Kıskançlık ve Güven Üzerine Bir Aşk Hikayesi
Şüphelerin Başlangıcı: İzmir Seyahati
Anlatıcının partneri iş için sık sık şehir dışına gitmektedir ve bu seyahatlere genelde anlatıcı da eşlik eder. Ancak bu sefer partneri, İzmir’e yapacağı seyahatte ona eşlik etmesini istemez. Bu durum, anlatıcının içinde bir şüphe tohumu eker. Durumu belli etmemeye çalışsa da, son anda partnerinin “İster miydin?” diye sorması şüphelerini daha da artırır. Bahane uydurarak İzmir’e gitmeyi reddeder ve partnerini tek başına uğurlar.
İçine düşen kurtla, partnerinin İzmir’de bir villa kiraladığını öğrenir ve hiç düşünmeden aynı gün gizlice İzmir’e gider. Kiraladığı araba ile villanın önüne vardığında kalbi yerinden çıkacak gibi atmaktadır.

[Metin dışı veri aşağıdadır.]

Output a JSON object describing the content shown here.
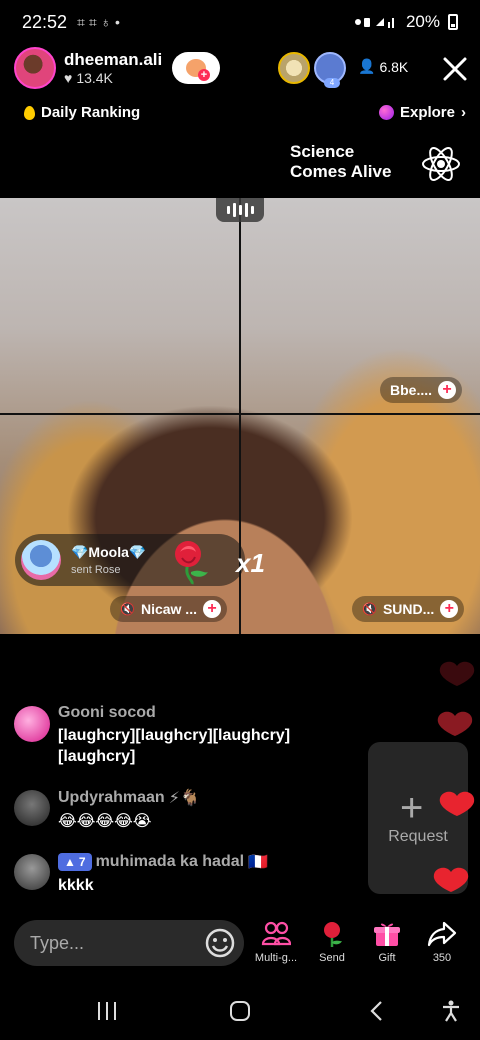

Yıkılan Güven: Gizli Buluşma
Villanın aralık kapısından içeri baktığında, partnerinin eski bir arkadaşıyla birlikte oturduğunu görür. Bu kişi, daha önce adını duyduğunda kıyametleri kopardığı, güvence hissetmediği ve partnerinin bir daha görüşmeyeceğine söz verdiği kişidir. Masada başka insanlar da olsa, anlatıcı için önemli olan verilen sözün tutulmamasıdır.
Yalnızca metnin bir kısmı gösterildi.